WiFi networking is one of those things that is reasonably simple to use, but has a lot of complex hidden features (dare we say, hacks) that make it work, or work better. For example, consider the Distributed Coordination Function (DCF) specified in the standard. Before a station can send, it has to listen for a certain time period. If the channel is clear, the station sends. If not, it has to delay a random amount of time before trying again. This is a form of Carrier Sense Multiple Access (CSMA) channel management.
Unfortunately, listening time is dead time when–at least potentially–there is no data transmitted on the network. DCF allows you to use various handshaking packets to do virtual carrier detection and ready/clear to send, but these are also less efficient use of bandwidth. There are other optional coordination functions available in the WiFi standard, but they all have their drawbacks.
[Aleksandar Kuzmanovic] at Northwestern University and two of his students have recently published a paper with a new way to coordinate multiple unrelated wireless networks using ubiquitous FM broadcast radio signals called WiFM. Instead of trying to synchronize to the WiFi data channel, this new scheme selects a strong FM radio station that broadcasts Radio Data Service (RDS) data (the data that populates the song titles and other information on modern radios).
The computers don’t read the RDS data exactly. Instead, they find patterns in the data and use it to develop a common idea of time–even if they are totally isolated from each other on the network. The idea is that stations close enough to hear one another will get the same FM radio stations at about the same strength and virtually at the same time. Unlike, for example, GPS, FM radio signals easily penetrate buildings. As a bonus, many WiFi chipsets (like the ones used in phones) can receive FM radio, too.
Once all the stations are synchronized, they determine which time slots are in use and schedule the remaining according to an algorithm described in [Kuzmanovic’s] paper. When traffic volume is light or legacy equipment is present, the stations can fall back to ordinary DCF.
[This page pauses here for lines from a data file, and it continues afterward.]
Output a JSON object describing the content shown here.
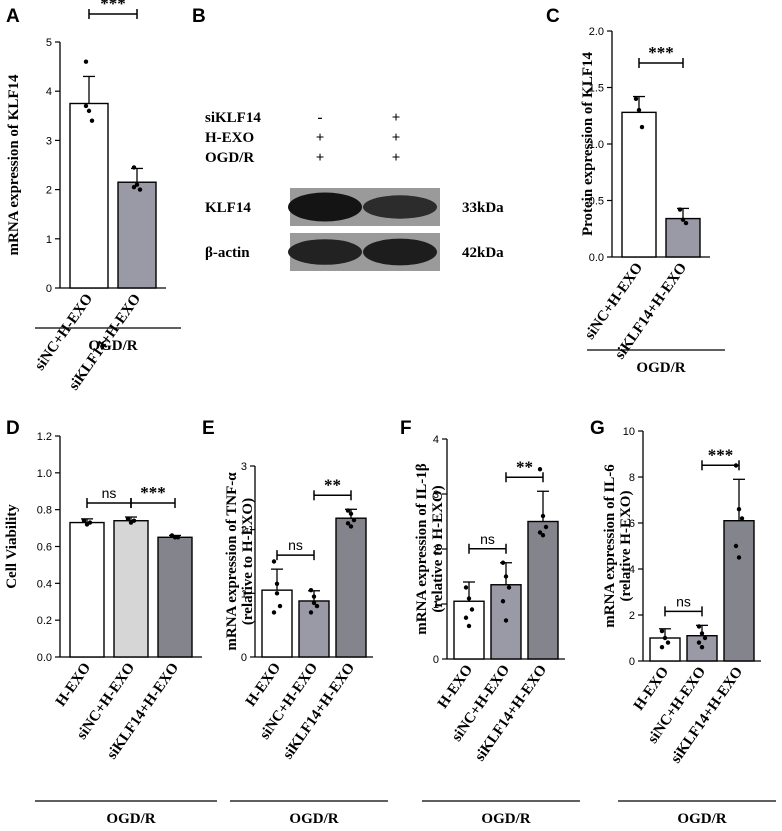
{
  "colors": {
    "white_bar": "#ffffff",
    "gray_bar": "#9a9aa6",
    "light_gray_bar": "#d6d6d6",
    "dark_gray_bar": "#84848c",
    "stroke": "#000000"
  },
  "chart_data": [
    {
      "panel": "A",
      "type": "bar",
      "ylabel": "mRNA expression of KLF14",
      "ylim": [
        0,
        5
      ],
      "yticks": [
        0,
        1,
        2,
        3,
        4,
        5
      ],
      "categories": [
        "siNC+H-EXO",
        "siKLF14+H-EXO"
      ],
      "values": [
        3.75,
        2.15
      ],
      "errors": [
        0.55,
        0.28
      ],
      "points": [
        [
          4.6,
          3.6,
          3.4,
          3.7
        ],
        [
          2.45,
          2.1,
          2.0,
          2.05
        ]
      ],
      "fills": [
        "white",
        "gray"
      ],
      "group_label": "OGD/R",
      "comparisons": [
        {
          "from": 0,
          "to": 1,
          "label": "***"
        }
      ]
    },
    {
      "panel": "C",
      "type": "bar",
      "ylabel": "Protein expression of KLF14",
      "ylim": [
        0,
        2
      ],
      "yticks": [
        "0.0",
        "0.5",
        "1.0",
        "1.5",
        "2.0"
      ],
      "categories": [
        "siNC+H-EXO",
        "siKLF14+H-EXO"
      ],
      "values": [
        1.28,
        0.34
      ],
      "errors": [
        0.14,
        0.09
      ],
      "points": [
        [
          1.4,
          1.3,
          1.15
        ],
        [
          0.42,
          0.33,
          0.3
        ]
      ],
      "fills": [
        "white",
        "gray"
      ],
      "group_label": "OGD/R",
      "comparisons": [
        {
          "from": 0,
          "to": 1,
          "label": "***"
        }
      ]
    },
    {
      "panel": "D",
      "type": "bar",
      "ylabel": "Cell Viability",
      "ylim": [
        0,
        1.2
      ],
      "yticks": [
        "0.0",
        "0.2",
        "0.4",
        "0.6",
        "0.8",
        "1.0",
        "1.2"
      ],
      "categories": [
        "H-EXO",
        "siNC+H-EXO",
        "siKLF14+H-EXO"
      ],
      "values": [
        0.73,
        0.74,
        0.65
      ],
      "errors": [
        0.02,
        0.02,
        0.01
      ],
      "points": [
        [
          0.74,
          0.72,
          0.73
        ],
        [
          0.75,
          0.73,
          0.74
        ],
        [
          0.66,
          0.65,
          0.65
        ]
      ],
      "fills": [
        "white",
        "light",
        "dark"
      ],
      "group_label": "OGD/R",
      "comparisons": [
        {
          "from": 0,
          "to": 1,
          "label": "ns"
        },
        {
          "from": 1,
          "to": 2,
          "label": "***"
        }
      ]
    },
    {
      "panel": "E",
      "type": "bar",
      "ylabel": "mRNA expression of TNF-α",
      "ylabel2": "(relative to H-EXO)",
      "ylim": [
        0,
        3
      ],
      "yticks": [
        0,
        1,
        2,
        3
      ],
      "categories": [
        "H-EXO",
        "siNC+H-EXO",
        "siKLF14+H-EXO"
      ],
      "values": [
        1.05,
        0.88,
        2.18
      ],
      "errors": [
        0.33,
        0.16,
        0.14
      ],
      "points": [
        [
          1.5,
          1.15,
          0.8,
          0.7,
          1.0
        ],
        [
          1.05,
          0.95,
          0.8,
          0.7,
          0.85
        ],
        [
          2.3,
          2.25,
          2.15,
          2.1,
          2.05
        ]
      ],
      "fills": [
        "white",
        "gray",
        "dark"
      ],
      "group_label": "OGD/R",
      "comparisons": [
        {
          "from": 0,
          "to": 1,
          "label": "ns"
        },
        {
          "from": 1,
          "to": 2,
          "label": "**"
        }
      ]
    },
    {
      "panel": "F",
      "type": "bar",
      "ylabel": "mRNA expression of IL-1β",
      "ylabel2": "(relative to H-EXO)",
      "ylim": [
        0,
        4
      ],
      "yticks": [
        0,
        1,
        2,
        3,
        4
      ],
      "categories": [
        "H-EXO",
        "siNC+H-EXO",
        "siKLF14+H-EXO"
      ],
      "values": [
        1.05,
        1.35,
        2.5
      ],
      "errors": [
        0.35,
        0.4,
        0.55
      ],
      "points": [
        [
          1.3,
          1.1,
          0.9,
          0.75,
          0.6
        ],
        [
          1.75,
          1.5,
          1.3,
          1.05,
          0.7
        ],
        [
          3.45,
          2.6,
          2.4,
          2.3,
          2.25
        ]
      ],
      "fills": [
        "white",
        "gray",
        "dark"
      ],
      "group_label": "OGD/R",
      "comparisons": [
        {
          "from": 0,
          "to": 1,
          "label": "ns"
        },
        {
          "from": 1,
          "to": 2,
          "label": "**"
        }
      ]
    },
    {
      "panel": "G",
      "type": "bar",
      "ylabel": "mRNA expression of IL-6",
      "ylabel2": "(relative H-EXO)",
      "ylim": [
        0,
        10
      ],
      "yticks": [
        0,
        2,
        4,
        6,
        8,
        10
      ],
      "categories": [
        "H-EXO",
        "siNC+H-EXO",
        "siKLF14+H-EXO"
      ],
      "values": [
        1.0,
        1.1,
        6.1
      ],
      "errors": [
        0.4,
        0.45,
        1.8
      ],
      "points": [
        [
          1.3,
          1.0,
          0.8,
          0.6
        ],
        [
          1.5,
          1.2,
          1.0,
          0.8,
          0.6
        ],
        [
          8.5,
          6.6,
          6.2,
          5.0,
          4.5
        ]
      ],
      "fills": [
        "white",
        "gray",
        "dark"
      ],
      "group_label": "OGD/R",
      "comparisons": [
        {
          "from": 0,
          "to": 1,
          "label": "ns"
        },
        {
          "from": 1,
          "to": 2,
          "label": "***"
        }
      ]
    }
  ],
  "blot": {
    "panel": "B",
    "conditions": [
      {
        "label": "siKLF14",
        "lane1": "-",
        "lane2": "+"
      },
      {
        "label": "H-EXO",
        "lane1": "+",
        "lane2": "+"
      },
      {
        "label": "OGD/R",
        "lane1": "+",
        "lane2": "+"
      }
    ],
    "bands": [
      {
        "label": "KLF14",
        "size": "33kDa",
        "intensity": [
          0.95,
          0.7
        ]
      },
      {
        "label": "β-actin",
        "size": "42kDa",
        "intensity": [
          0.8,
          0.85
        ]
      }
    ]
  }
}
There are few things of interest to the hacker here. First, the paper isn’t just a theoretical idea, it is backed up by an actual test setup that showed promising results. It would be possible to use this same scheme in other wireless configurations as well. What’s more, the test setup itself is interesting. The researchers used the hacker-friendly RTL-SDR hardware and Linux machines running GNU Radio. We’ve covered many, many uses of the RTL-SDR, but this one is pretty unique.